May 16, 2017 05:48 AM EDT
NASA | Tour of the Moon
Students presented a paper exploring the possibility of mining rocket fuel from the moon. It will lighten the payload of rockets who currently need to bring with it all the fuel it needs to finish its mission and to fly back again.
(Photo : NASA Goddard Spaceflight Center/YouTube Screenshot)

Both private companies and national agencies are already considering the possibility of harvesting ample resources found on the moon. Some say that in order to reach Mars, engineers must first develop a way to mine rocket fuel from the moon.

A recent paper discussing the efforts to mine rocket fuel from the lunar surface was published. The researchers say that in order to get to Mars, systems to help mining fuels from the moon should be developed. The study was published in time for NASA's announcement that a yearlong mission to the moon may be conducted to prepare for the 2030 Journey to Mars.

Students from all over the world worked on the different papers to explore the possibility of mining fuels from the moon in order to get to Mars. According to LiveScience, Gary Li, Danielle DeLatte, Jerome Gilleron, Samuel Wald and Therese Jones from the University of California, University of Tokyo, Georgia Institute of Technology, Massachusetts Institute of Technology and Pardee RAND Graduate School worked on the paper that was recently published in The Conversation.
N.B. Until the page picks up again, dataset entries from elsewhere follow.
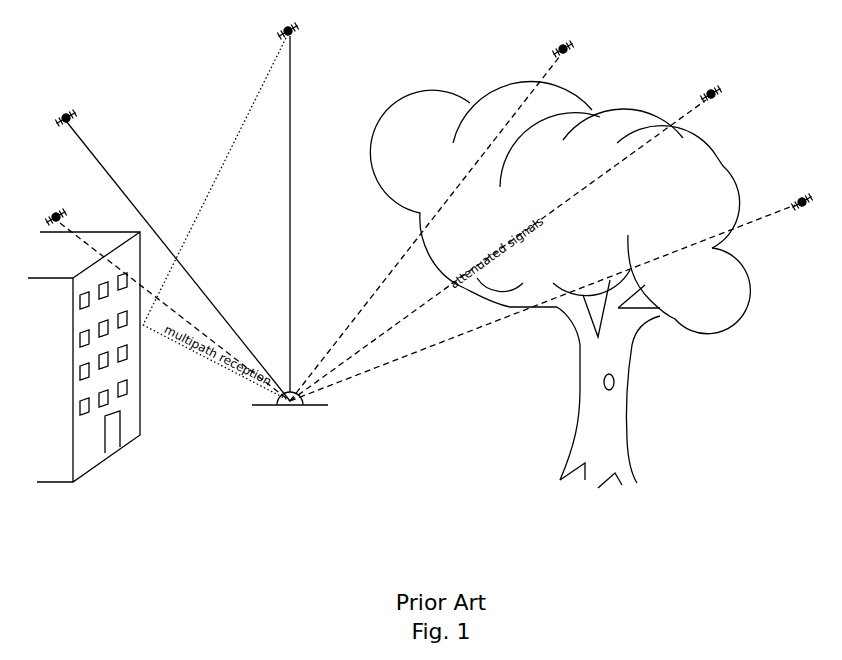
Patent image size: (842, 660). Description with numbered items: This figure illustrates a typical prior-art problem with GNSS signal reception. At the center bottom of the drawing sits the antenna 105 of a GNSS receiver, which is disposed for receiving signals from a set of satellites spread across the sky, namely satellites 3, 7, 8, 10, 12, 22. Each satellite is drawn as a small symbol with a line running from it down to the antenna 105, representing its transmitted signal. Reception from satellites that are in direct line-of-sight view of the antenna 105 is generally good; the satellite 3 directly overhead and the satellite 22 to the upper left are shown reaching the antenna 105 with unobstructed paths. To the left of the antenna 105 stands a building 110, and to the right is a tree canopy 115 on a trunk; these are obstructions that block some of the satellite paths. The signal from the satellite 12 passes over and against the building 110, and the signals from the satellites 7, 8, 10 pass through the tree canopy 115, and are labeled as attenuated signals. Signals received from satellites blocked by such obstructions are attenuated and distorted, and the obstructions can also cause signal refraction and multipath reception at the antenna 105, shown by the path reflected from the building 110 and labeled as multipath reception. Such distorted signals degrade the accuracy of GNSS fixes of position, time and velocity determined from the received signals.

The satellite 3 is at (287, 26).
The satellite 7 is at (562, 43).
The satellite 8 is at (710, 89).
The satellite 10 is at (800, 198).
The satellite 12 is at (53, 212).
The satellite 22 is at (63, 111).
The antenna 105 is at (339, 422).
The building 110 is at (72, 357).
The tree canopy 115 is at (560, 285).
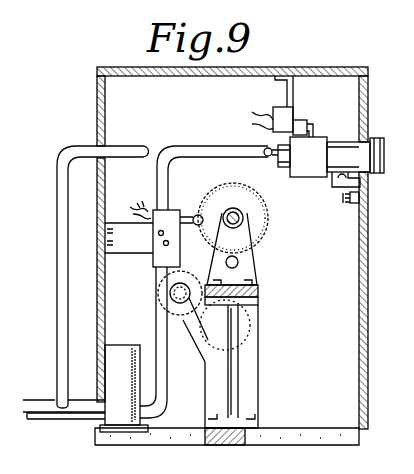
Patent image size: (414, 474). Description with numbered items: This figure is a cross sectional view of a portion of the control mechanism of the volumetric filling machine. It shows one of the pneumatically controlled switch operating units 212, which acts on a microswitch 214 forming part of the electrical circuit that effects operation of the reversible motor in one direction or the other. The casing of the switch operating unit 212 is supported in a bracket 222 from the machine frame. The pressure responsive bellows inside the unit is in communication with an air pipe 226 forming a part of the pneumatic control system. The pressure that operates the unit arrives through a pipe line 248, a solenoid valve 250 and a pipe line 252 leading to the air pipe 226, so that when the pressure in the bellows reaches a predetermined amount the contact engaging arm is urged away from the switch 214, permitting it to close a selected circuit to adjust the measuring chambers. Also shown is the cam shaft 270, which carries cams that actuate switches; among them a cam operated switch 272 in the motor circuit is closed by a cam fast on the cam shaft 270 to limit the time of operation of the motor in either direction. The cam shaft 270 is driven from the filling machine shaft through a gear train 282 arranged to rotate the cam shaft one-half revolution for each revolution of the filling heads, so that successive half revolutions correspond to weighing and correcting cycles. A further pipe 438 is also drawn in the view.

The pneumatically controlled switch operating unit 212 is at (322, 140).
The switch 214 is at (273, 102).
The bracket 222 is at (351, 206).
The air pipe 226 is at (263, 149).
The pipe line 248 is at (38, 415).
The solenoid valve 250 is at (132, 343).
The pipe line 252 is at (163, 373).
The cam shaft 270 is at (242, 215).
The cam operated switch 272 is at (173, 208).
The gear train 282 is at (275, 251).
The pipe 438 is at (58, 344).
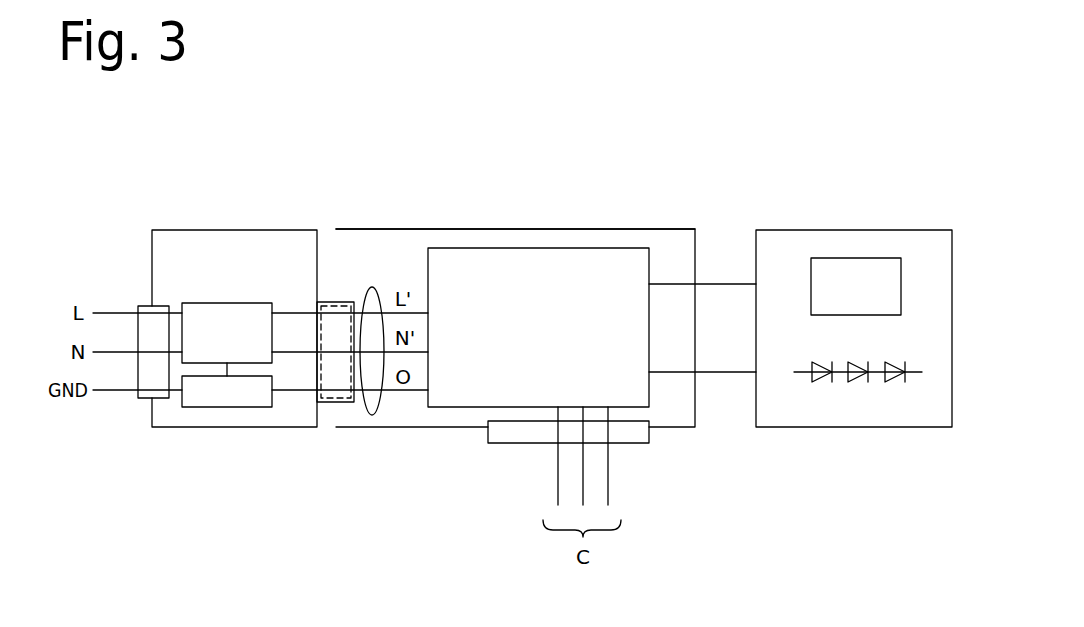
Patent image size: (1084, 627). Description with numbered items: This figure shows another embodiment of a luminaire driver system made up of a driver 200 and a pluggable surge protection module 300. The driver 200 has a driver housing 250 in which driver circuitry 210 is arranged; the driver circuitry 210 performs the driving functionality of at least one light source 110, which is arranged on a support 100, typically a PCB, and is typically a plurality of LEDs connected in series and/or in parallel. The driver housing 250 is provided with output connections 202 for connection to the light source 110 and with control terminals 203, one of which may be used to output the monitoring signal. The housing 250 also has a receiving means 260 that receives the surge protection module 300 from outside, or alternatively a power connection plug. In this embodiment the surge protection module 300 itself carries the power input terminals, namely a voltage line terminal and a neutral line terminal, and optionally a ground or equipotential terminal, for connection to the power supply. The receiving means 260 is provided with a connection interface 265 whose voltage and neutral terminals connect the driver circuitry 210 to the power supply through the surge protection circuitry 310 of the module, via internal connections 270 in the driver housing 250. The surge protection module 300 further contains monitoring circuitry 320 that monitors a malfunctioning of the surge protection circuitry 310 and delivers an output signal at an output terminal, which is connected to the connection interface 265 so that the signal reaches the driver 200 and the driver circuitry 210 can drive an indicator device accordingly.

The support 100 is at (800, 230).
The light source 110 is at (876, 381).
The driver 200 is at (637, 184).
The output connections 202 is at (747, 372).
The control terminals 203 is at (616, 485).
The driver circuitry 210 is at (485, 248).
The driver housing 250 is at (572, 229).
The receiving means 260 is at (332, 404).
The connection interface 265 is at (342, 305).
The internal connections 270 is at (372, 290).
The surge protection module 300 is at (244, 427).
The surge protection circuitry 310 is at (208, 383).
The monitoring circuitry 320 is at (208, 258).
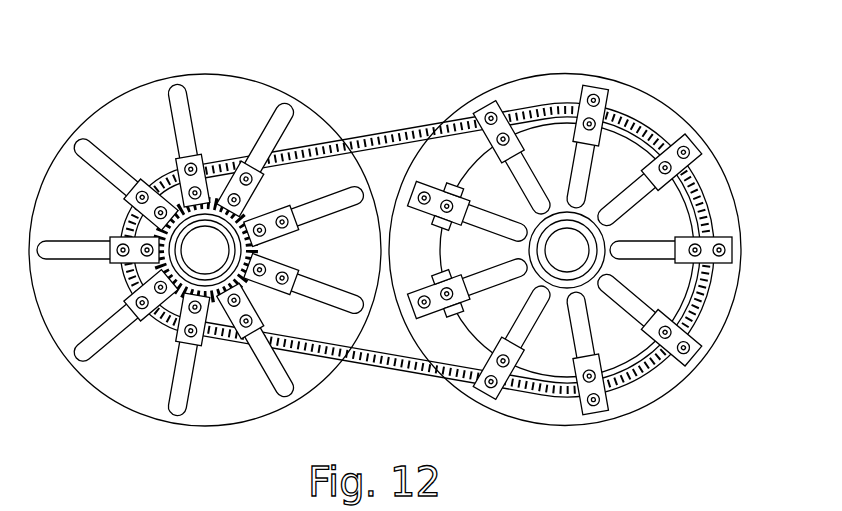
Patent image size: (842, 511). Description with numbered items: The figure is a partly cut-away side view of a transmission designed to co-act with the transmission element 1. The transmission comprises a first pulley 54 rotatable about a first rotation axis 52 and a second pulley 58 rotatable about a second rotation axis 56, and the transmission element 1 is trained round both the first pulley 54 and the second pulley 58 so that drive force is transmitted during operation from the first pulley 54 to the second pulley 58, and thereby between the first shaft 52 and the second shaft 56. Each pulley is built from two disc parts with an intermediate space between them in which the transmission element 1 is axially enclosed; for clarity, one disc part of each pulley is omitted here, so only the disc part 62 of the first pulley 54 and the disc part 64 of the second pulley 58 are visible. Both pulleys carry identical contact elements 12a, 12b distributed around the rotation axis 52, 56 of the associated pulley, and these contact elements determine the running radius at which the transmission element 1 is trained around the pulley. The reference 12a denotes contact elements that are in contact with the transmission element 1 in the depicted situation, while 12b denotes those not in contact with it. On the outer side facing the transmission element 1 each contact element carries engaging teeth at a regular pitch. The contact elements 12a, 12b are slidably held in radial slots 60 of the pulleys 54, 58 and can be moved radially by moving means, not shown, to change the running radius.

The transmission element 1 is at (383, 368).
The contact element 12a is at (128, 285).
The contact element 12b is at (252, 248).
The first rotation axis 52 is at (205, 250).
The first pulley 54 is at (106, 417).
The second rotation axis 56 is at (567, 250).
The second pulley 58 is at (688, 95).
The radial slot 60 is at (178, 103).
The disc part 62 is at (265, 92).
The disc part 64 is at (622, 88).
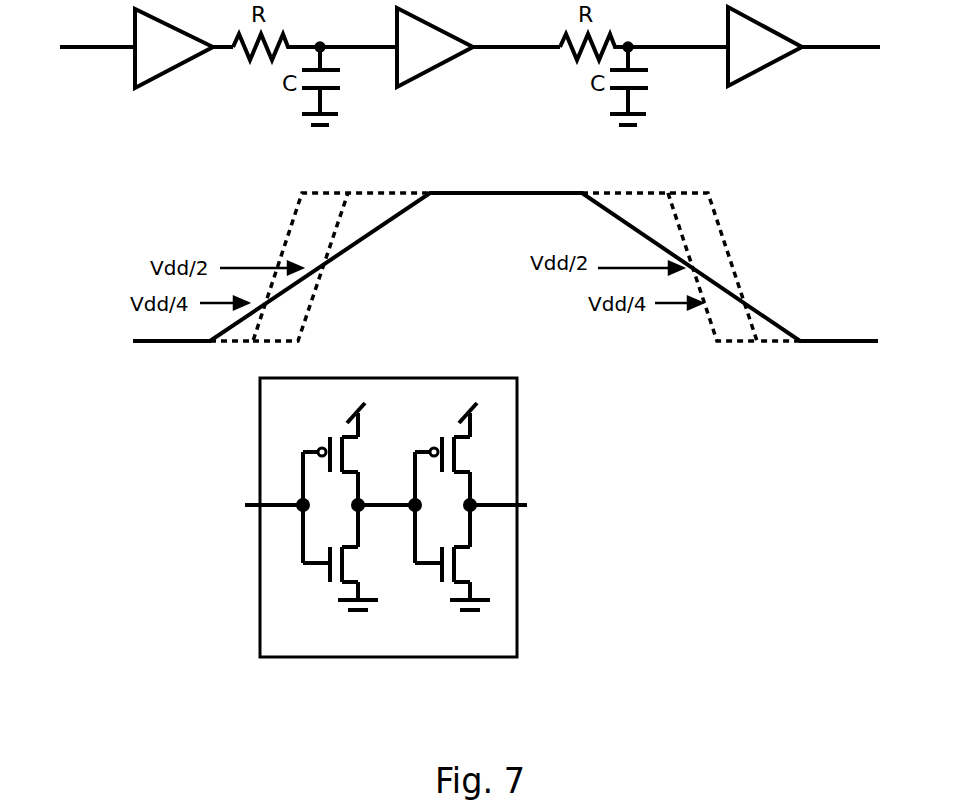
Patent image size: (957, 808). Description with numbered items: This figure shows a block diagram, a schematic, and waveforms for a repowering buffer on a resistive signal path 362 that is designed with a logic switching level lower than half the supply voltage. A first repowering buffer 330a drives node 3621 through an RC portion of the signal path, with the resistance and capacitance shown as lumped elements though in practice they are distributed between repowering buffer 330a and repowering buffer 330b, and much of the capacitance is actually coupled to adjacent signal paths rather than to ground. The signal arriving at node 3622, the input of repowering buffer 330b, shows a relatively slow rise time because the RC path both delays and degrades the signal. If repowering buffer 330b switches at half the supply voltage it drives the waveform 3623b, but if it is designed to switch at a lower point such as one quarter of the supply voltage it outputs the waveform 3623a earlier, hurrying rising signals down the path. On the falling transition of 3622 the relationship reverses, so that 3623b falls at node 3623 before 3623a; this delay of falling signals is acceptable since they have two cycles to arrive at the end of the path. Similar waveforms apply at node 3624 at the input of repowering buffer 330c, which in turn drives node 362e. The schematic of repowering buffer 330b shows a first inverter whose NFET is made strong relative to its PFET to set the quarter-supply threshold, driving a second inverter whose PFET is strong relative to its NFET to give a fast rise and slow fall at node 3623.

The signal path 362 is at (104, 44).
The node 3621 is at (227, 45).
The node 3622 is at (346, 45).
The node 3623 is at (489, 45).
The output waveform with Vdd/4 switching threshold 3623a is at (747, 197).
The output waveform with Vdd/2 switching threshold 3623b is at (340, 220).
The node 3624 is at (648, 44).
The node 362e is at (830, 45).
The repowering buffer 330a is at (174, 48).
The repowering buffer 330b is at (497, 648).
The repowering buffer 330c is at (765, 46).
Reports say that even private contractor, United Launch Alliance (ULA) with Boeing and Lockheed Martin, are planning to build a lunar fuelling station on the moon in the next 30 years. NASA has long considered the moon as the gateway to deep space. In addition to ULA, SpaceX and Blue Origin, the commercial space flight companies of billionaires Elon Musk and Jeff Bezos respectively are also planning on sending humans to the moon.

The moon mining study was conducted as part of the Caltech Space Challenge 2017. Entries include information about what lunar launch and supply system should look like. Mining fuels from the moon may lighten the payload of rockets, which, as of today, carries with it fuel that it needs to complete its mission and to travel back again.

NASA's Lunar Reconnaissance Orbiter and Lunar Crater Observation and Sensing Satellite had already identified substantial water ice in shadowed areas of the moon, according to a report. This means, there are potential sites from mining on the surface of the moon.

But the permanently shadowed areas are more difficult to mine. In order to harvest fuel from the lunar surface, technologies that will allow roving vehicles that do not require sunlight should be developed.